Sexual assault advocates take a “victim centered” approach to this issue, which ultimately focuses on following the lead of individual survivors. That means that if an individual chooses to tell someone else about their own experience with sexual violence, they’re supposed to be the ones controlling the conversation. “Anytime someone discloses to you, regardless of who you are, the best attribute you can have is to listen,” Sherelle Hessell-Gordon, the executive director of the DC Rape Crisis Center, noted.

As detailed in the survivor resource materials for the student-led sexual assault prevention group Know Your IX, it’s important to avoid assumptions about how people are supposed to react to being abused. “Remember that while sexual abuse is always inexcusable, it isn’t always traumatic. Sometimes sexual abuse is earth-shattering for a victim; sometimes it’s a disturbing but small bump in the road,” the group’s resource page notes. “Just as you shouldn’t minimize the assault, don’t catastrophize either.”

The National Sexual Violence Resource Center (NSVRC) models this approach by working to use whatever language that a person who has experienced sexual violence may identify with. For instance, the organization’s materials acknowledge that some individuals may prefer to identify as a “victim,” while others feel strongly about being referred to as a “survivor.” Others don’t want to use the term “rape” or “assault” to describe their experiences, and NSVRC wants to accommodate that.

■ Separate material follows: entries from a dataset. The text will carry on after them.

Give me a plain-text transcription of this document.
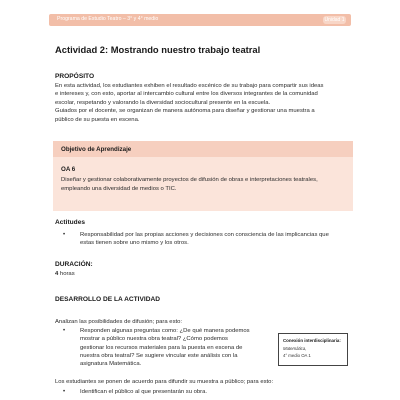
Programa de Estudio Teatro – 3° y 4° medio	Unidad 1
Actividad 2: Mostrando nuestro trabajo teatral
PROPÓSITO
En esta actividad, los estudiantes exhiben el resultado escénico de su trabajo para compartir sus ideas
e intereses y, con esto, aportar al intercambio cultural entre los diversos integrantes de la comunidad
escolar, respetando y valorando la diversidad sociocultural presente en la escuela.
Guiados por el docente, se organizan de manera autónoma para diseñar y gestionar una muestra a
público de su puesta en escena.
Objetivo de Aprendizaje
OA 6
Diseñar y gestionar colaborativamente proyectos de difusión de obras e interpretaciones teatrales,
empleando una diversidad de medios o TIC.
Actitudes
•	Responsabilidad por las propias acciones y decisiones con consciencia de las implicancias que
estas tienen sobre uno mismo y los otros.
DURACIÓN:
4 horas
DESARROLLO DE LA ACTIVIDAD
Analizan las posibilidades de difusión; para esto:
•	Responden algunas preguntas como: ¿De qué manera podemos
mostrar a público nuestra obra teatral? ¿Cómo podemos
gestionar los recursos materiales para la puesta en escena de
nuestra obra teatral? Se sugiere vincular este análisis con la
asignatura Matemática.
Conexión interdisciplinaria:
Matemática,
4° medio OA 1
Los estudiantes se ponen de acuerdo para difundir su muestra a público; para esto:
•	Identifican el público al que presentarán su obra.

And Lewinsky doesn’t identify as someone who was assaulted at all. In this case, she’s recounting what she perceived to be a consensual affair, and it’s not anyone else’s place to tell her she’s wrong.

Advertisement

“When we use language that alienates, or does not reflect how people see themselves, we may do more harm than good,” Tracy Cox, NSVRC’s communications coordinator, told ThinkProgress via email. “Therefore, we, as an organization, support the field in using person-first language that honors the fact that people are not solely defined by the individual experiences they have had — they are people first who move through the world with intersecting identities and experiences.”

Hessell-Gordon noted she doesn’t necessarily think it’s her job to take a top-down approach, telling other people they don’t understand what rape is and insisting they should use different language to describe their experiences. Instead, she’s engaged in the broader work of supporting individuals coming from a wide range of backgrounds, and helping them recognize the ways that a persistent rape culture has influenced their attitudes about sexual relationships.

“In this movement, we have to begin to engage in conversations that are a lot more fluid; conversations that equip us to navigate what consent is, and how we identify it. It’s not ever cut and dry,” Hessell-Gordon noted. “Please don’t get me wrong — I am clear about what rape is, I am clear about how systems define rape, and I am clear about the nonconsensual nature of rape. But a broader conversation needs to happen… The whole world needs to be informed about what rape is.”

Lewinsky’s retelling of her experiences with Clinton could help Americans grapple with these questions about consent, and consider some of the barriers to navigating it in certain professional situations — especially since she acknowledges that a man in a position of power “took advantage” of her. But that’s a very different, more nuanced process than deciding Lewinsky must be a victim even though she’s insisting she doesn’t want to call herself one.